Still, Vincent Collet's club could probably wipe the floor with the one that Jean-Pierre de Vincenzi coached to the podium at the most recent turn of the century. All told, the French can boast nine players with some connection to the NBA, though two (Yakhouba Diawara and Mickael Gelabale) have long since seen those ties severed and a third (Florient Pietrus).

Even so, that number would be 10 (seven, if you're only counting current NBAers) if Chicago Bulls big man Joakim Noah weren't hobbled by a left ankle injury.

Then again, things could be much worse for Les Bleus. They could be without Tony Parker, whose career was nearly jeopardized by an eye injury suffered during a New York nightclub row between Drake and Chris Brown.

Luckily for the French, the star point guard for the San Antonio Spurs will be ready to go on Sunday as part of a delegation includes six members of The Association, second among all national squads behind only Team USA.

And, depending on how you count the club affiliation of Spain's Rudy Fernandez (who's just signed on with Real Madrid), France has that spot all to its lonesome.

In any case, the French team will depend heavily on Parker's talents. Collet runs a system not unlike the one Gregg Popovich currently employs in San Antonio, in which movement away from the ball and Parker's ability to make plays are paramount to its success.

Goggles or no, Parker's signature quickness and craftiness should still be well intact. So long as he can dribble, pass and make the occasional shot, France's chances will be no worse for wear.

Les Bleus' chances aren't entirely tied to Parker, though. In fact, the bulk of the scoring load will likely come from their two young wings, Portland Trail Blazers swingman Nicolas Batum and soon-to-be-Spurs guard Nando De Colo. Batum is France's designated matchup nightmare—a skilled, versatile guard/forward whose game is perfectly suited to FIBA rules and can drain shots from all over the floor.

De Colo, though, may well be the most crucial to the French cause. As Grantland's Sebastian Pruiti points out in his pitch-perfect Olympic preview, De Colo is fully capable of manning either spot in the backcourt, due to his ability to distribute and shoot the ball with equal proficiency.

That skill set makes De Colo a tough player to predict for opposing defenses and, thus, a dangerous weapon for France to wield.

The French frontcourt is nothing for the basketball world to turn its nose up at either.

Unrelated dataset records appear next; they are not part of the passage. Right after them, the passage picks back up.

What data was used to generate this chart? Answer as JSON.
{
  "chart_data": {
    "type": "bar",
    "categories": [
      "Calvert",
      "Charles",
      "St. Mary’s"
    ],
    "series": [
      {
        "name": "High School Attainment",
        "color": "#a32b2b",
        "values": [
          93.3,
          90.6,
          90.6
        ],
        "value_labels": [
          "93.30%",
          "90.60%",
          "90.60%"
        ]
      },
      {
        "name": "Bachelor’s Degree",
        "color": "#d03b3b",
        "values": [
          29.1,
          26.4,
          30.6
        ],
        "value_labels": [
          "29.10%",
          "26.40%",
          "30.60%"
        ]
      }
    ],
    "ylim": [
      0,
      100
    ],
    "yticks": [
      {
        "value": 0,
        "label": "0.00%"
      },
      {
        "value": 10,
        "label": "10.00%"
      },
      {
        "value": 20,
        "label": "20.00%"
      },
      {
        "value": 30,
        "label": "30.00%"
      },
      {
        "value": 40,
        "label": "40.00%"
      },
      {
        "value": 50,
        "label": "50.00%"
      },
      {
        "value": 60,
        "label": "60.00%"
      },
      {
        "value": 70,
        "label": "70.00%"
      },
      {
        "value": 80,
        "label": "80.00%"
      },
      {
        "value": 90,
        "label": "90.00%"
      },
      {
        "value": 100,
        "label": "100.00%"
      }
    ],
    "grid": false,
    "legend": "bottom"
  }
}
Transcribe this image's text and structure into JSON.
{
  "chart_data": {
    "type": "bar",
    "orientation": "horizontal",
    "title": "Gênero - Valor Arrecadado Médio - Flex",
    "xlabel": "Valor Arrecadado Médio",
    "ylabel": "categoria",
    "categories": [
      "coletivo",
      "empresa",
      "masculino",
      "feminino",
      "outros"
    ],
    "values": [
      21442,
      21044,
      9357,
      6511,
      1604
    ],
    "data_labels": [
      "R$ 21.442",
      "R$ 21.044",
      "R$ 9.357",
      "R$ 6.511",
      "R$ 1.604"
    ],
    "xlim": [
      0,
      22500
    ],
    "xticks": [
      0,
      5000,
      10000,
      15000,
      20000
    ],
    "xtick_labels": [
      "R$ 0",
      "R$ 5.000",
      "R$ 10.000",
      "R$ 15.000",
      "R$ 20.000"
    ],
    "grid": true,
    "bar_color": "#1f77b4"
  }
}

Ronny Turiaf, Kevin Seraphin and Boris Diaw may not constitute the biggest or bulkiest bunch of forwards, but what they lack in sheer size, they make up for in hustle (Turiaf), length (Seraphin) and overall skill (Diaw).

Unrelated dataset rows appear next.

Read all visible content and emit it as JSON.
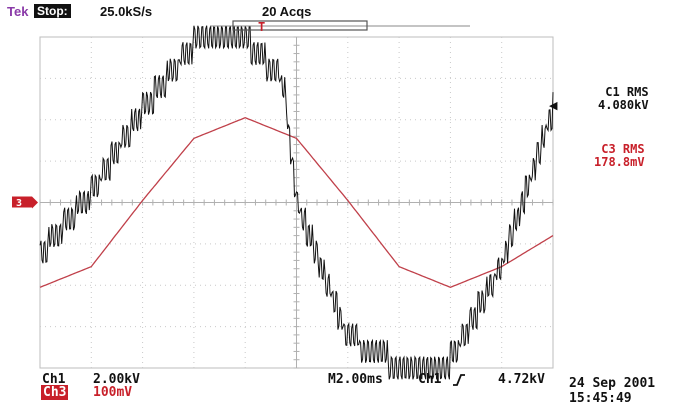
{
  "header": {
    "brand": "Tek",
    "state": "Stop:",
    "sample_rate": "25.0kS/s",
    "acqs": "20 Acqs",
    "trigger_pos_marker": "T"
  },
  "measurements": {
    "c1_label": "C1 RMS",
    "c1_value": "4.080kV",
    "c3_label": "C3 RMS",
    "c3_value": "178.8mV"
  },
  "footer": {
    "ch1": "Ch1",
    "ch1_scale": "2.00kV",
    "ch3": "Ch3",
    "ch3_scale": "100mV",
    "timebase": "M2.00ms",
    "trigger_source": "Ch1",
    "trigger_slope_icon": "rising-edge-icon",
    "trigger_level": "4.72kV",
    "date": "24 Sep 2001",
    "time": "15:45:49"
  },
  "chart_data": {
    "type": "line",
    "xlabel": "",
    "ylabel": "",
    "x_unit": "ms",
    "xlim": [
      -10,
      10
    ],
    "grid": true,
    "grid_divisions": {
      "horizontal": 10,
      "vertical": 8
    },
    "series": [
      {
        "channel": "Ch1",
        "color": "#111111",
        "volts_per_div": "2.00kV",
        "x": [
          -10,
          -8,
          -6,
          -4,
          -2,
          -0.5,
          0,
          2,
          4,
          6,
          8,
          10
        ],
        "y": [
          -2.5,
          0.5,
          4.5,
          7.7,
          7.9,
          5.8,
          0,
          -6.5,
          -7.9,
          -7.6,
          -3.0,
          4.5
        ],
        "unit": "kV"
      },
      {
        "channel": "Ch3",
        "color": "#c0404a",
        "volts_per_div": "100mV",
        "x": [
          -10,
          -8,
          -6,
          -4,
          -2,
          0,
          2,
          4,
          6,
          8,
          10
        ],
        "y": [
          -205,
          -155,
          5,
          155,
          205,
          155,
          5,
          -155,
          -205,
          -155,
          -80
        ],
        "unit": "mV"
      }
    ],
    "markers": {
      "ch3_ground_label": "3",
      "trigger_arrow": "◀"
    }
  }
}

With that particular consortium of talent, Les Bleus should have a clear path out of Group A and on to the knockout stage. Tunisia and Nigeria figure to finish at the bottom of the group, leaving France to duke it out with Team USA, Argentina and Lithuania among the other four spots.

Once there, France may well find itself in position to leave London with a medal. A bronze for the French team should be within range, especially if it can score a quarterfinal tilt against one of the weaker qualifiers from Group B (i.e. Australia or China).

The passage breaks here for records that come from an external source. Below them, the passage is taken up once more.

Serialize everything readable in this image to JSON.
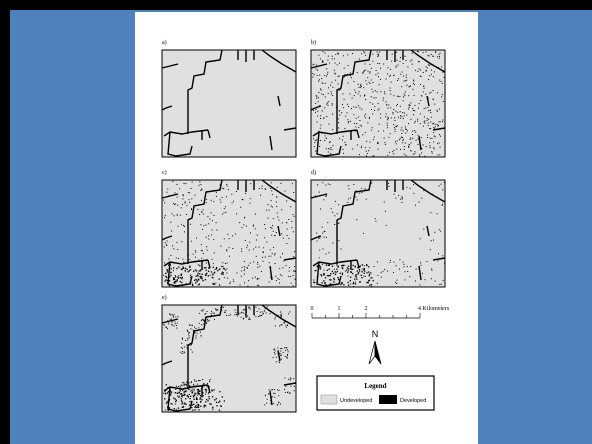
{
  "panels": [
    {
      "label": "a)"
    },
    {
      "label": "b)"
    },
    {
      "label": "c)"
    },
    {
      "label": "d)"
    },
    {
      "label": "e)"
    }
  ],
  "scale_bar": {
    "labels": [
      "0",
      "1",
      "2",
      "4 Kilometers"
    ]
  },
  "north_arrow": {
    "label": "N"
  },
  "legend": {
    "title": "Legend",
    "items": [
      "Undeveloped",
      "Developed"
    ]
  }
}
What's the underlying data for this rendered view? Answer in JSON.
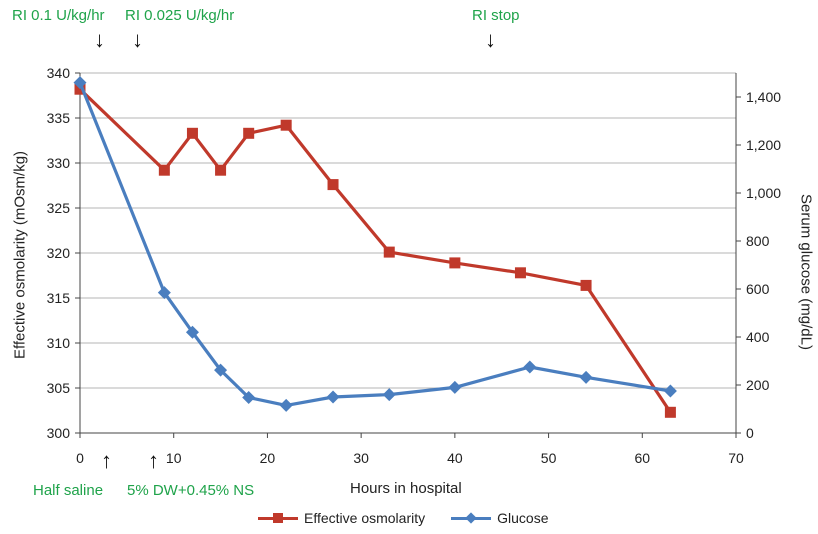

The gold medal, though, is too much to ask for, realistically speaking. The top prize is USA Basketball's to lose, with Spain, Argentina and Brazil pursuing silver.

Not that France can't or won't be knocking at Team USA's door during the gold medal game on August 12th. Rather, the fact that France is even in the discussion for a prize, after going a dozen years between Olympiads, is something of a victory in and of itself.

The world will have a much better idea of France's capabilities as a team when they go head-to-head with Team USA on Sunday. Chances are, what fans will find is a budding European basketball power ready for its long-awaited closeup on the Olympic stage.